Nach dem enttäuschenden 1:1 gegen den VfL Wolfsburg schwinden die Hoffnungen des HSV auf das internationale Geschäft. Fink: „Wir sind noch nicht reif.“

Hamburg. Für einen Bundesligatrainer ist es nicht immer einfach, jedes Wochenende etwas Neues zu erzählen. Dass er mit der kämpferischen Einstellung seiner Mannschaft zufrieden sei, nicht aber mit den spielerischen Darbietungen, hatte Thorsten Fink schon häufig in dieser Saison erklärt und unermüdlich versucht, noch das Positive hervorzuheben. Nach dem 1:1 gegen Wolfsburg musste der HSV-Trainer seine Standardsätze erneut bemühen.

Was die 50.135 Zuschauer in der Imtech-Arena zu sehen bekommen hatten, war allenfalls biedere, mittelmäßige Fußballware, die nichts, aber auch gar nichts mit europäischem Niveau zu tun hatte. Folgerichtig werden mit großer Wahrscheinlichkeit weder die Wolfsburger noch die Hamburger in der nächsten Saison in der Europa League vertreten sein, auch wenn Fink trotzig formulierte: "Wir wollen unsere Chance in Hoffenheim suchen. Und Freiburg soll bloß nicht daran denken, dass sie die erste Mannschaft sein könnte, die in Fürth verlieren...." Doch nachdem Freiburg 2:0 gegen Augsburg gewann, beträgt der Rückstand drei Punkte, inklusive der schlechteren Tordifferenz.

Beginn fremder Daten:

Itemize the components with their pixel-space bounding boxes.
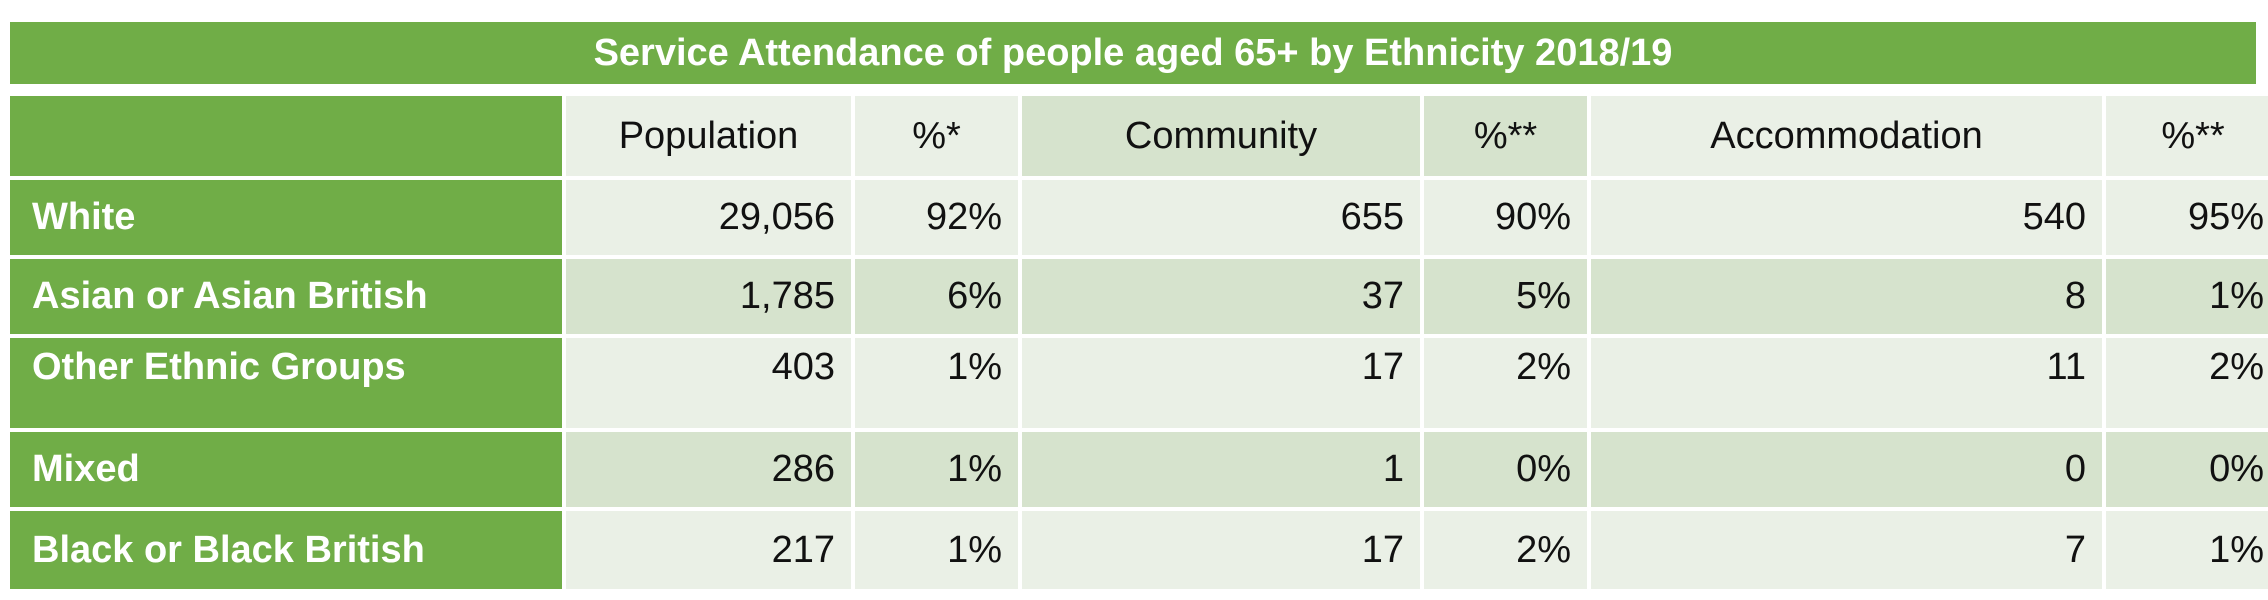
column-header-community: Community <box>1022 96 1420 176</box>
table-cell: 0% <box>1424 432 1587 507</box>
attendance-table: Population %* Community %** Accommodatio… <box>10 96 2268 589</box>
table-cell: 17 <box>1022 338 1420 428</box>
table-cell: 92% <box>855 180 1018 255</box>
table-cell: 540 <box>1591 180 2102 255</box>
table-cell: 1% <box>2106 259 2268 334</box>
table-cell: 8 <box>1591 259 2102 334</box>
table-cell: 1% <box>855 432 1018 507</box>
table-title: Service Attendance of people aged 65+ by… <box>10 22 2256 84</box>
row-label-white: White <box>10 180 562 255</box>
table-cell: 11 <box>1591 338 2102 428</box>
row-label-asian-or-asian-british: Asian or Asian British <box>10 259 562 334</box>
table-cell: 217 <box>566 511 851 589</box>
row-label-other-ethnic-groups: Other Ethnic Groups <box>10 338 562 428</box>
table-cell: 0 <box>1591 432 2102 507</box>
row-label-black-or-black-british: Black or Black British <box>10 511 562 589</box>
table-cell: 90% <box>1424 180 1587 255</box>
column-header-population: Population <box>566 96 851 176</box>
table-cell: 95% <box>2106 180 2268 255</box>
column-header-accommodation: Accommodation <box>1591 96 2102 176</box>
table-cell: 17 <box>1022 511 1420 589</box>
row-label-mixed: Mixed <box>10 432 562 507</box>
header-corner-cell <box>10 96 562 176</box>
table-cell: 1,785 <box>566 259 851 334</box>
table-cell: 1 <box>1022 432 1420 507</box>
table-cell: 29,056 <box>566 180 851 255</box>
table-cell: 1% <box>855 338 1018 428</box>
table-cell: 2% <box>1424 338 1587 428</box>
column-header-community-percent: %** <box>1424 96 1587 176</box>
table-cell: 286 <box>566 432 851 507</box>
table-cell: 5% <box>1424 259 1587 334</box>
table-cell: 2% <box>1424 511 1587 589</box>
table-cell: 6% <box>855 259 1018 334</box>
table-cell: 2% <box>2106 338 2268 428</box>
column-header-accommodation-percent: %** <box>2106 96 2268 176</box>
table-cell: 7 <box>1591 511 2102 589</box>
table-cell: 1% <box>2106 511 2268 589</box>
table-cell: 1% <box>855 511 1018 589</box>
table-cell: 0% <box>2106 432 2268 507</box>
column-header-population-percent: %* <box>855 96 1018 176</box>
table-cell: 403 <box>566 338 851 428</box>
table-cell: 37 <box>1022 259 1420 334</box>
table-cell: 655 <box>1022 180 1420 255</box>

Zur Verteidigung der HSV-Darbietungen ist zu erwähnen, dass Fink in den Tagen vor dem Spiel eine Hiobsbotschaft nach der anderen erreichte. Dass René Adler (Gelbsperre) Michael Mancienne (Hüfte) fehlen, war bereits am Freitag klar. Am Sonnabend meldeten sich noch Marcell Jansen (Magen-Darm-Infekt) und Dennis Aogo (Sprunggelenk) ab. Schlimm erwischte es Tolgay Arslan, der sich bei einem Trainingssturz das Kreuzband zerrte.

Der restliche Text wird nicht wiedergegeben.